Un universo in un granello di sabbia.

Autentico rompicapo per i primi musicisti occidentali che la avvicinarono, la musica indiana riflette tutta l'autorevolezza di una cultura millenaria e multietnica, che fagocita ed assimila le differenze più traumatiche tra le varie sottoculture che la compongono, restituendo un arcobaleno di sfumature e microcontrasti. Diversi tra i più illuminati musicisti occidentali hanno cercato di attingere a questo inesauribile patrimonio, basti pensare allo studio sulle microtonalità di John Coltrane, riprese da gran parte dei suoi discepoli, o dagli esperimenti del chitarrista John McLaughlin con il gruppo Shakti. Per non parlare di autori di musica contemporanea come Terry Riley o Steve Reich...

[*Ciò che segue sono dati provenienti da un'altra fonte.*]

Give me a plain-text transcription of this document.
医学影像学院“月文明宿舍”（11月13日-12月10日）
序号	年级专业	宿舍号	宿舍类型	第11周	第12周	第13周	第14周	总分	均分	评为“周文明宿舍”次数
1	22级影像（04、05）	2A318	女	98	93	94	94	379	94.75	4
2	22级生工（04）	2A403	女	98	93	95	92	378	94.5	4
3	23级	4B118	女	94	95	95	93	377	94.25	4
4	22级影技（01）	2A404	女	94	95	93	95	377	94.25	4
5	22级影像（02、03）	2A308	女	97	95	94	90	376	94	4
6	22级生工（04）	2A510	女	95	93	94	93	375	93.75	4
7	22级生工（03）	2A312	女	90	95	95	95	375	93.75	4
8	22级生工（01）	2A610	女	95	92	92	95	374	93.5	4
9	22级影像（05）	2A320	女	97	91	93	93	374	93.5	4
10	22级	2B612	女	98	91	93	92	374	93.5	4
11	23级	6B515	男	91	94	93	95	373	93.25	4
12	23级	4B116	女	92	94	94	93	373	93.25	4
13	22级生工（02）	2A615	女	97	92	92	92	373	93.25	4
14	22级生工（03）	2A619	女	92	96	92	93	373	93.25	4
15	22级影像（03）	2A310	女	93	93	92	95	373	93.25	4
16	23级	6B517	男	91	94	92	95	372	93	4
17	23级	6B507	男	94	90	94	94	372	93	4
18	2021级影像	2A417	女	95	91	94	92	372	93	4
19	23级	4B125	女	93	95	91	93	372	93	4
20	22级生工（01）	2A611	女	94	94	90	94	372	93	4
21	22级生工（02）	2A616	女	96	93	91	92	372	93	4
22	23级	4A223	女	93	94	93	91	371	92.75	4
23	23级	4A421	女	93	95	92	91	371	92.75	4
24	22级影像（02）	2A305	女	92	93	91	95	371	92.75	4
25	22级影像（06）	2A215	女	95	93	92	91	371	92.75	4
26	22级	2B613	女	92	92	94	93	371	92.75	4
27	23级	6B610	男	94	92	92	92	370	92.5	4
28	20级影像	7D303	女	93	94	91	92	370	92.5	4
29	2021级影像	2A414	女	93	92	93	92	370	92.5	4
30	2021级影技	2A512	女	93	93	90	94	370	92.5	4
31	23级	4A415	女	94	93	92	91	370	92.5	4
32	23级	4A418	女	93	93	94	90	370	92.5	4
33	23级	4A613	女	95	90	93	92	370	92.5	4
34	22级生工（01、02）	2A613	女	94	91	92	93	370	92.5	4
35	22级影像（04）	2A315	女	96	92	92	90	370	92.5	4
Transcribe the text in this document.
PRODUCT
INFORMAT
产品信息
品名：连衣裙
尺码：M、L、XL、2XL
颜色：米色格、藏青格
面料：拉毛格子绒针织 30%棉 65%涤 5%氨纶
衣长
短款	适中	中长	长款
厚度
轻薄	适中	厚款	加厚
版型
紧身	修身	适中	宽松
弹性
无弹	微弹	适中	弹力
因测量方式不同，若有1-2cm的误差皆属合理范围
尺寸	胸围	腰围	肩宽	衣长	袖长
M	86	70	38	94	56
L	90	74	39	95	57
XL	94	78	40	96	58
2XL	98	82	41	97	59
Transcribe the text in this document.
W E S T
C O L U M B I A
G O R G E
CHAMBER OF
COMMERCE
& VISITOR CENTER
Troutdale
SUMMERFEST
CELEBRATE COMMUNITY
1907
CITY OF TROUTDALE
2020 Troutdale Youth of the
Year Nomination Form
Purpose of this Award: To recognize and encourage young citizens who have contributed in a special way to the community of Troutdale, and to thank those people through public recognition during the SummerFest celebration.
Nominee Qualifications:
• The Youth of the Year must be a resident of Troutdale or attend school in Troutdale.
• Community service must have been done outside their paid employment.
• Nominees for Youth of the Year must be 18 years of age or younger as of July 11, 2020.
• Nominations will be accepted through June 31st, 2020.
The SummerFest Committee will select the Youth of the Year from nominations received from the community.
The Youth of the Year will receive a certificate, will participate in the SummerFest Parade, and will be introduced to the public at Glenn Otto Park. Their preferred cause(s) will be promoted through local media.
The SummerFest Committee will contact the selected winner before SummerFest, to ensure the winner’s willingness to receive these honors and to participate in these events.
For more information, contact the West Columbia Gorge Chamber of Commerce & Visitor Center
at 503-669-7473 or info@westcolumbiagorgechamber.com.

Di incontri musicali al vertice tra le due culture, la nostra e quella indiana, ne sono stati tentati parecchi, con alterni risultati. Questo che il tablista indiano Zakir Hussein ha inciso nel 1987 per la ECM, vede la partecipazione del suo compatriota Hariprasad Chaurasia al flauto, ed offre l'occasione di ascoltare due musicisti che raramente hanno collaborato assieme, John Mc Laughlin e Jan Garbarek, due stelle polari della fusione tra jazz e musiche etniche.

Il tabla è uno strumento a percussione tutt'altro che facile da suonare, richiede una ferrea coordinazione e una notevole mobilità delle dita. Zakir Hussain è probabilmente il maggior esperto di tabla a livello mondiale. E' figlio d'arte: suo padre è il musicista classico indiano Ustad Alla Rakha (tablista anch'egli). Vanta una pluridecennale esperienza sul palco, dal momento che calca le scene dall'età di dodici anni, ed una lunghissima lista di collaborazioni con musicisti provenienti dalle più diverse esperienze, da Pharoah Sanders a George Harrison, da Tito Puente a Bill Laswell.

"Making Music" è un esperimento riuscito di fusione tra oriente ed occidente. Il quartetto gioca con lo spazio tracciando amplissimi orizzonti sonori, lande di sconfinata pace punteggiate da passaggi percussivi di un virtuosismo pazzesco, dove le dita e le mani di Zakir sembrano moltiplicarsi in un infinito gioco di specchi.

All'ascoltatore distratto lavori di questo tipo possono apparire come un orizzonte piatto, levigato e carezzevole ma in fin dei conti poco avvincente. Non è il caso di questo disco, animato dai bellissimi interventi di un ispirato Garbarek, che calzano alla musica come un guanto (unica pecca: il sax mixato un po' troppo "avanti", ma più di un disco del norvegese soffre di questo difetto). Trascinato da tanta grazia, John McLaughlin abbandona la consueta, torrenziale (e spesso ahimè manieristica) eloquenza, e ci regala una manciata di assoli perfetti, che spaziano da cristallini arpeggi a momenti di incontenibile ritmicità.

Musica rilassante per lo spirito, ma che solletica senza posa la mente.